I'm resolving right now to spend the rest of my summer reading time on the publishing phenomenom I should have been following for years: Harry Potter.

My reading stack grows a lot faster than I can read, so books about a boy wizard were easy to set aside. I mean, the size of the tomes alone makes them gravitate toward the bottom of my heap. My kids have been bugging me to read Harry Potter books since the first one came out ten years ago, and at 18 and 20 years old, they are both planning to be standing in line tomorrow at midnight when the last Potter book goes on sale.

What finally made me resolve to cross over to the dark side was an article in today's New York Times, which says in part:
It is Ms. Rowling’s achievement in this series that she manages to make Harry both a familiar adolescent — coping with the banal frustrations of school and dating — and an epic hero, kin to everyone from the young King Arthur to Spider-Man and Luke Skywalker.
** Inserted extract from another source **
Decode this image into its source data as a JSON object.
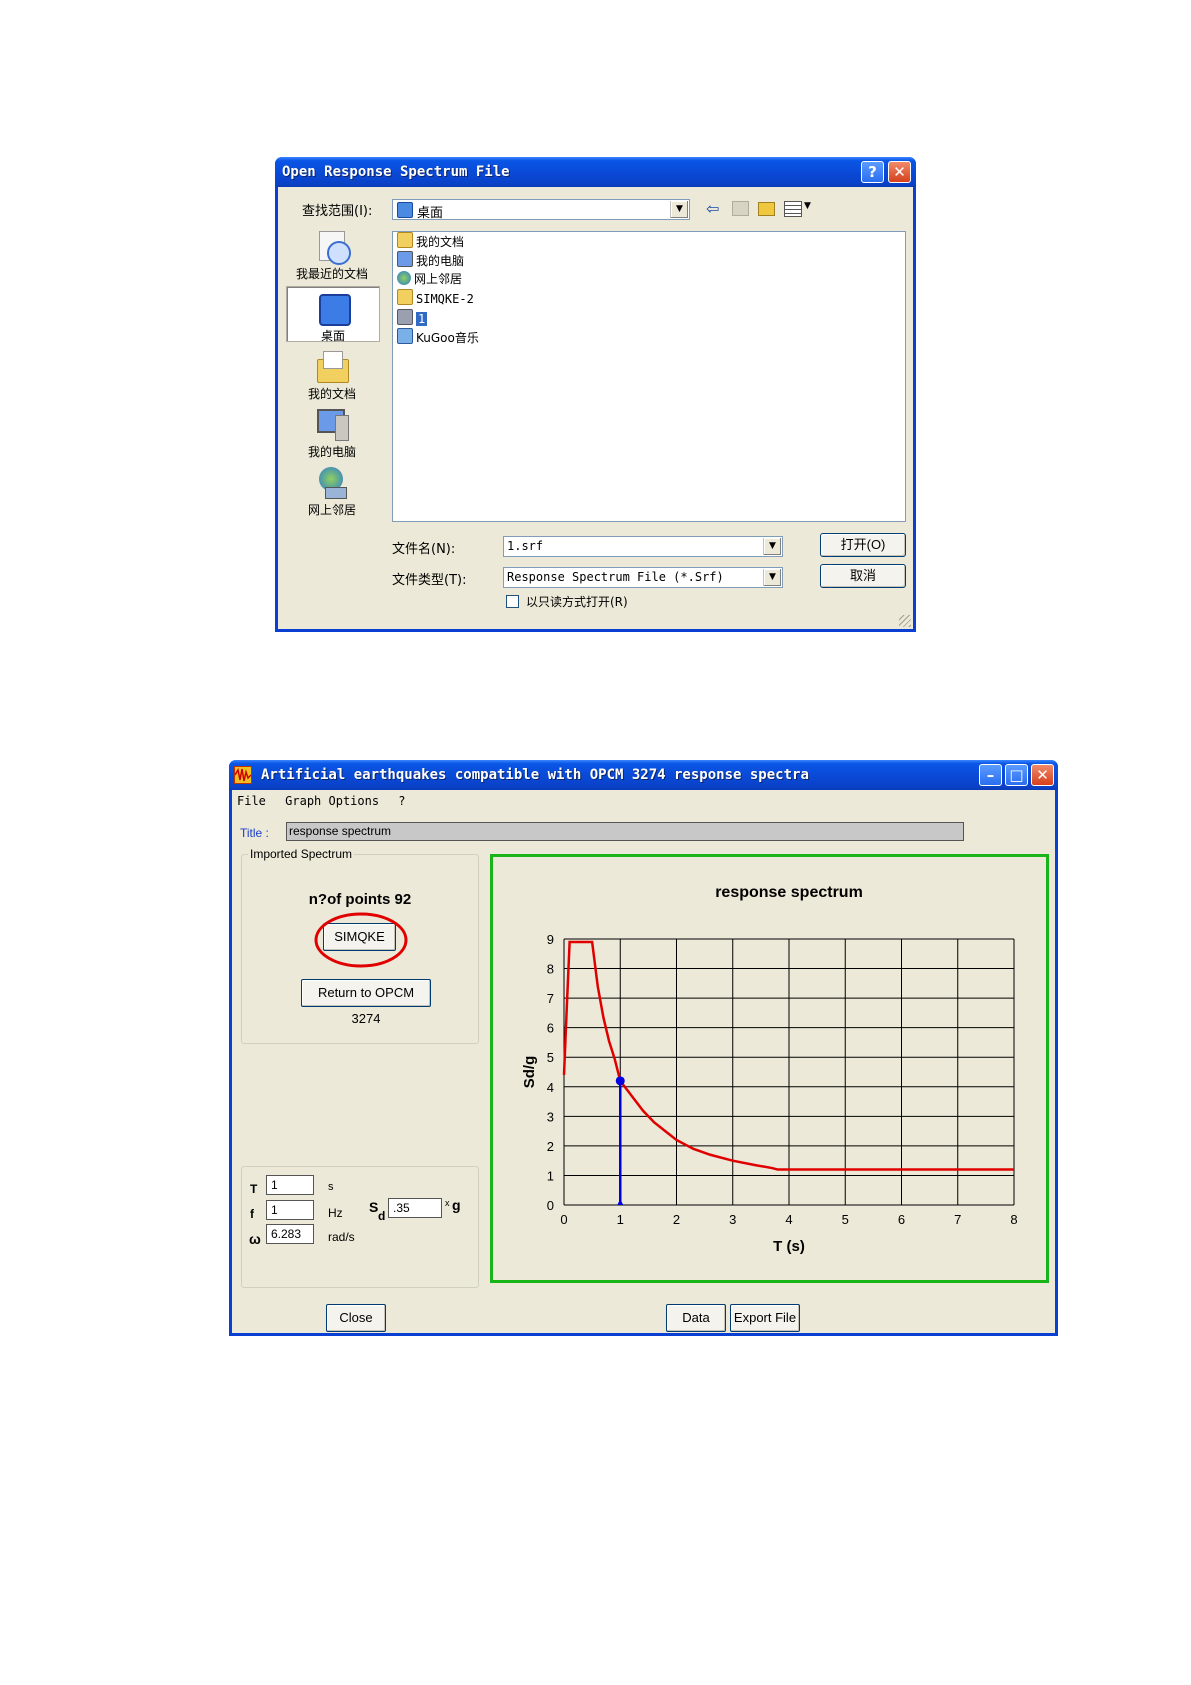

This same magpie talent has enabled her to create a narrative that effortlessly mixes up allusions to Homer, Milton, Shakespeare and Kafka, with silly kid jokes about vomit-flavored candies, a narrative that fuses a plethora of genres (from the boarding-school novel to the detective story to the epic quest) into a story that could be Exhibit A in a Joseph Campbell survey of mythic archetypes.

In doing so, J. K. Rowling has created a world as fully detailed as L. Frank Baum’s Oz or J. R. R. Tolkien’s Middle Earth, a world so minutely imagined in terms of its history and rituals and rules that it qualifies as an alternate universe, which may be one reason the “Potter” books have spawned such a passionate following and such fervent exegesis. With this volume, the reader realizes that small incidents and asides in earlier installments (hidden among a huge number of red herrings) create a breadcrumb trail of clues to the plot, that Ms. Rowling has fitted together the jigsaw-puzzle pieces of this long undertaking with Dickensian ingenuity and ardor.

Clearly, the Harry Potter series is a lesson in plot construction, world-building, character development, and voice that no novelist should miss. And beyond that, I think JK Rowling is a magnificent role model for writers. Despite her gallactic success, she's stayed frosty on the personal side, comporting herself with dignity, charity, and an astonishing lack of up yours to the people who contributed the "rags" to the "rags to riches" aspect of her early career. But beyond all that is her staunch refusal to phone in or slapdash these books, which she could have been cranking out like...well, like certain mega-authors who no longer have their feet held to the editorial fire. The Potter series is also a lesson in artistic integrity, which can and should triumph over greed, but often--here in Muggleworld--does not.

Comments

I can't wait to dive back into the HP world! I've been reading the series from the beginning, and I truly appreciate how she's stayed so true to her vision. It would be way too easy to have your head turned by the kind of power she has, but Rowling's done exactly what she she out to do.
TJ Bennett said…
I started reading the Harry Potter books when my kids asked if they could, and I figured I should check them out first. I got hooked, blazing through the entire series in one semester. Only one of my kids eventually picked up the habit. I've got my number 7 book on order from Amazon, so no waiting in line for me. Can't wait for this great summer read!